Oscar Award organizers the Academy of Motion Picture Arts and Sciences has announced the disqualification of Nigeria’s first-ever Oscar submission for best international feature film.
Lionheart, which is currently streaming on Netflix, is about a Nigerian woman trying to keep her father’s company together in a society dominated by men.
The disqualification of the film was announced to voters in an email on Monday, according to international media reports. The film’s submission was seen as a turning point for the country’s film industry Nollywood, although, many question why it had been submitted in the first place, given the clear rules around what films are eligible for the category.
Films in this category, formerly best foreign language film, must have “a predominantly non-English dialogue track”.
However, the 95-minute film Lionheart is largely in English, with an 11-minute section in the Igbo language.

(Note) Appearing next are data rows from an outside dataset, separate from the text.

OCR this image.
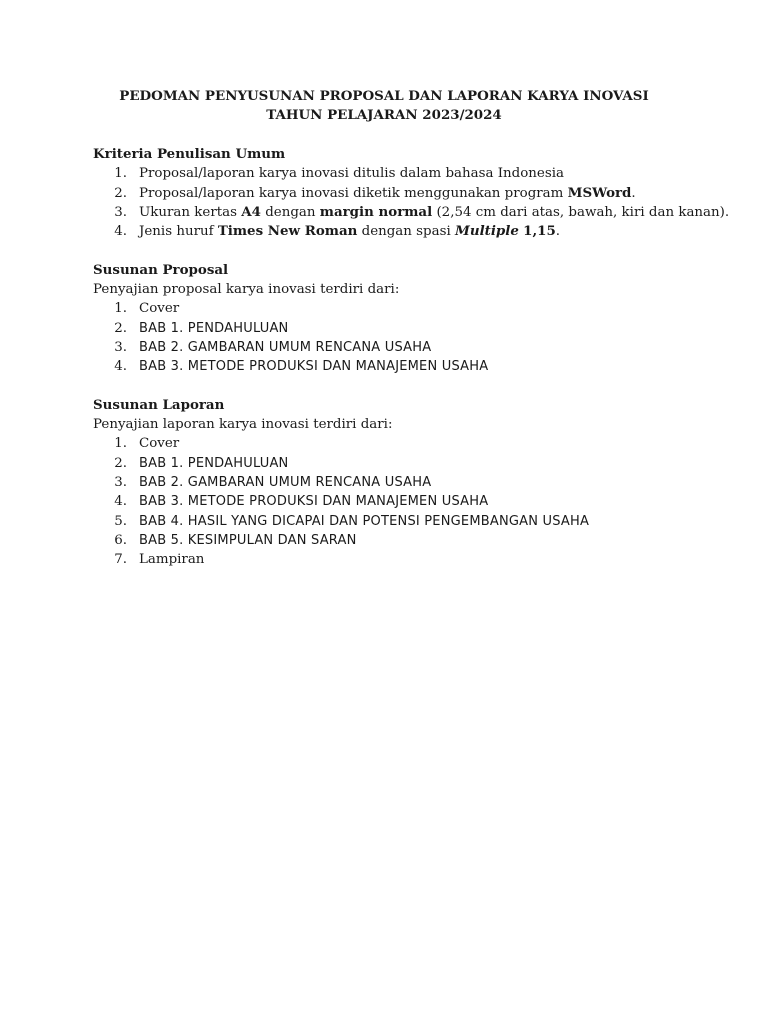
PEDOMAN PENYUSUNAN PROPOSAL DAN LAPORAN KARYA INOVASI
TAHUN PELAJARAN 2023/2024

Kriteria Penulisan Umum

1. Proposal/laporan karya inovasi ditulis dalam bahasa Indonesia
2. Proposal/laporan karya inovasi diketik menggunakan program MSWord.
3. Ukuran kertas A4 dengan margin normal (2,54 cm dari atas, bawah, kiri dan kanan).
4. Jenis huruf Times New Roman dengan spasi Multiple 1,15.

Susunan Proposal

Penyajian proposal karya inovasi terdiri dari:

1. Cover
2. BAB 1. PENDAHULUAN
3. BAB 2. GAMBARAN UMUM RENCANA USAHA
4. BAB 3. METODE PRODUKSI DAN MANAJEMEN USAHA

Susunan Laporan

Penyajian laporan karya inovasi terdiri dari:

1. Cover
2. BAB 1. PENDAHULUAN
3. BAB 2. GAMBARAN UMUM RENCANA USAHA
4. BAB 3. METODE PRODUKSI DAN MANAJEMEN USAHA
5. BAB 4. HASIL YANG DICAPAI DAN POTENSI PENGEMBANGAN USAHA
6. BAB 5. KESIMPULAN DAN SARAN
7. Lampiran
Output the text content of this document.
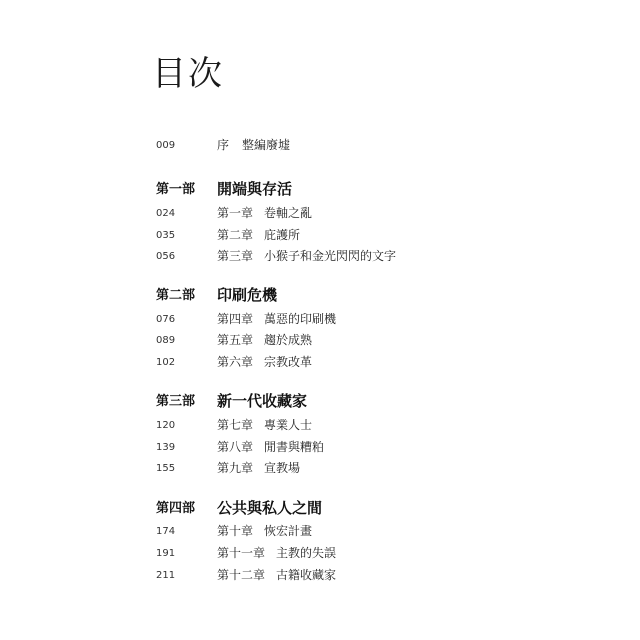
目次
009	序 整編廢墟
第一部 開端與存活
024	第一章 卷軸之亂
035	第二章 庇護所
056	第三章 小猴子和金光閃閃的文字
第二部 印刷危機
076	第四章 萬惡的印刷機
089	第五章 趨於成熟
102	第六章 宗教改革
第三部 新一代收藏家
120	第七章 專業人士
139	第八章 閒書與糟粕
155	第九章 宣教場
第四部 公共與私人之間
174	第十章 恢宏計畫
191	第十一章 主教的失誤
211	第十二章 古籍收藏家
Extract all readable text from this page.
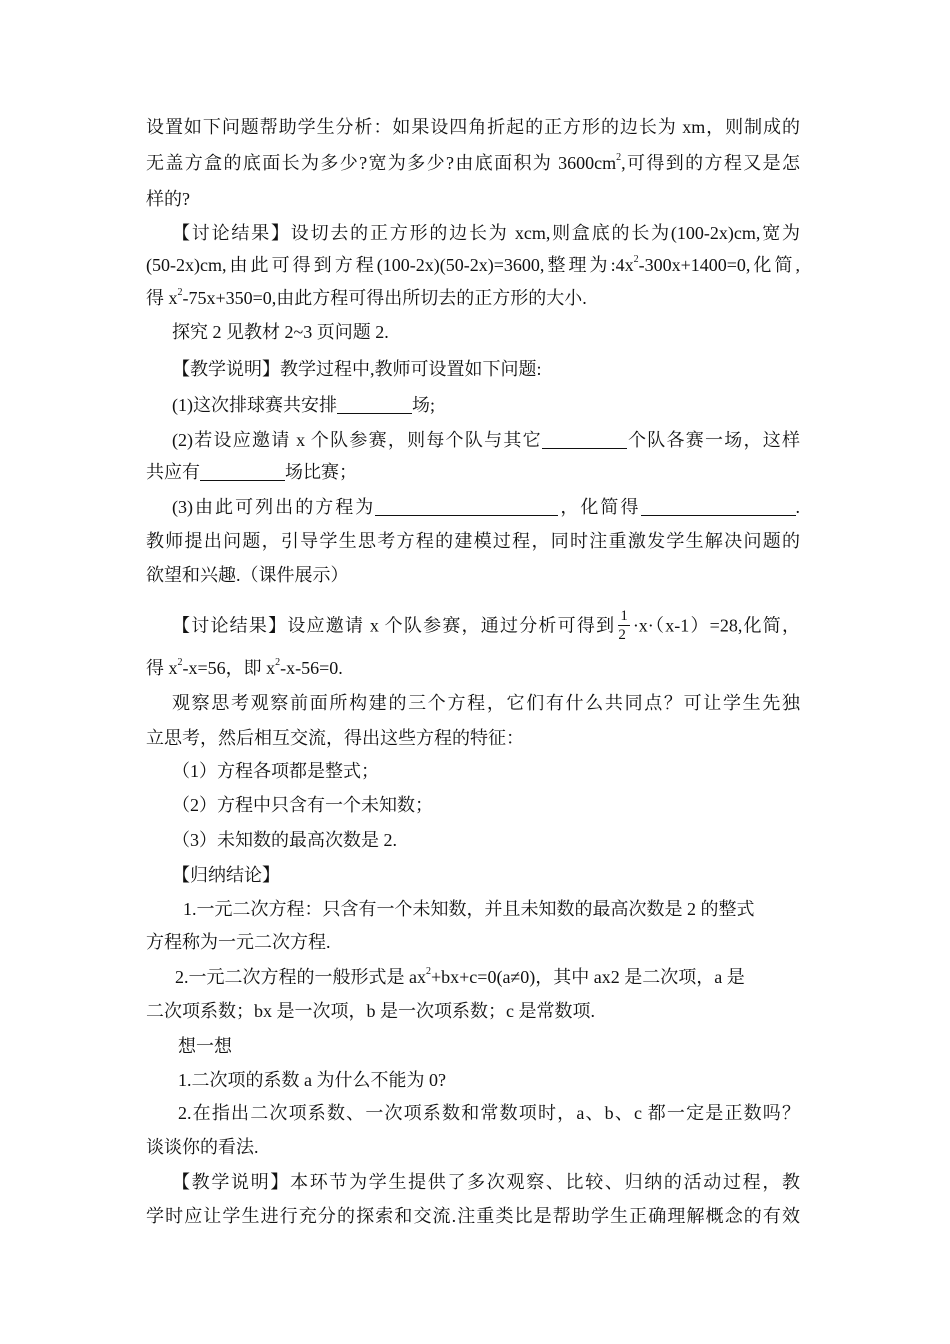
设置如下问题帮助学生分析：如果设四角折起的正方形的边长为 xm，则制成的
无盖方盒的底面长为多少?宽为多少?由底面积为 $3600cm^2$,可得到的方程又是怎
样的?
【讨论结果】设切去的正方形的边长为 xcm,则盒底的长为(100-2x)cm,宽为
(50-2x)cm,由此可得到方程(100-2x)(50-2x)=3600,整理为$:4x^2-300x+1400=0$,化简,
得 $x^2-75x+350=0$,由此方程可得出所切去的正方形的大小.
探究 2 见教材 2~3 页问题 2.
【教学说明】教学过程中,教师可设置如下问题:
(1)这次排球赛共安排	场;
(2)若设应邀请 x 个队参赛，则每个队与其它	个队各赛一场，这样
共应有	场比赛；
(3)由此可列出的方程为	，化简得	.
教师提出问题，引导学生思考方程的建模过程，同时注重激发学生解决问题的
欲望和兴趣.（课件展示）
【讨论结果】设应邀请 x 个队参赛，通过分析可得到 $\frac{1}{2} \cdot x\cdot(x-1)=28$,化简，
得 $x^2-x=56$，即 $x^2-x-56=0$.
观察思考观察前面所构建的三个方程，它们有什么共同点？可让学生先独
立思考，然后相互交流，得出这些方程的特征：
（1）方程各项都是整式；
（2）方程中只含有一个未知数；
（3）未知数的最高次数是 2.
【归纳结论】
1.一元二次方程：只含有一个未知数，并且未知数的最高次数是 2 的整式
方程称为一元二次方程.
2.一元二次方程的一般形式是 $ax^2+bx+c=0(a\ne 0)$，其中 ax2 是二次项，a 是
二次项系数；bx 是一次项，b 是一次项系数；c 是常数项.
想一想
1.二次项的系数 a 为什么不能为 0?
2.在指出二次项系数、一次项系数和常数项时，a、b、c 都一定是正数吗？
谈谈你的看法.
【教学说明】本环节为学生提供了多次观察、比较、归纳的活动过程，教
学时应让学生进行充分的探索和交流.注重类比是帮助学生正确理解概念的有效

English is still the official language of Nigeria because of British colonization, which lasted for nearly a century until independence in 1960.
Director Genevieve Nnaji said the film represented how Nigerians communicate.
In her tweet, she said: “We did not choose who colonized us. As ever, this film and many like it, is proudly Nigerian”. No-one deserved the shot at winning an Oscar more.
Lion heart’s disqualification has led people to question how the Nigerian selection committee could have misunderstood the rules.
Critics say the manner in which it was thrown out says a lot about Nollywood and one of the criticisms levelled against it was poor attention to detail.
Genevieve came into Nollywood at a point when producers in the Nigerian film industry appeared to have been more interested in churning out quantity rather than quality. And her Lion heart made its mark as its quality was there for all to see.
Observers say this disqualification could mark a turning point for Nollywood movies. The best foreign language film category was changed ahead of the 2020 awards to best international feature film, with the Academy saying that the reference to “foreign” was “outdated within the global filmmaking community”.
A total of 93 countries submitted entries to be considered in the international category this year.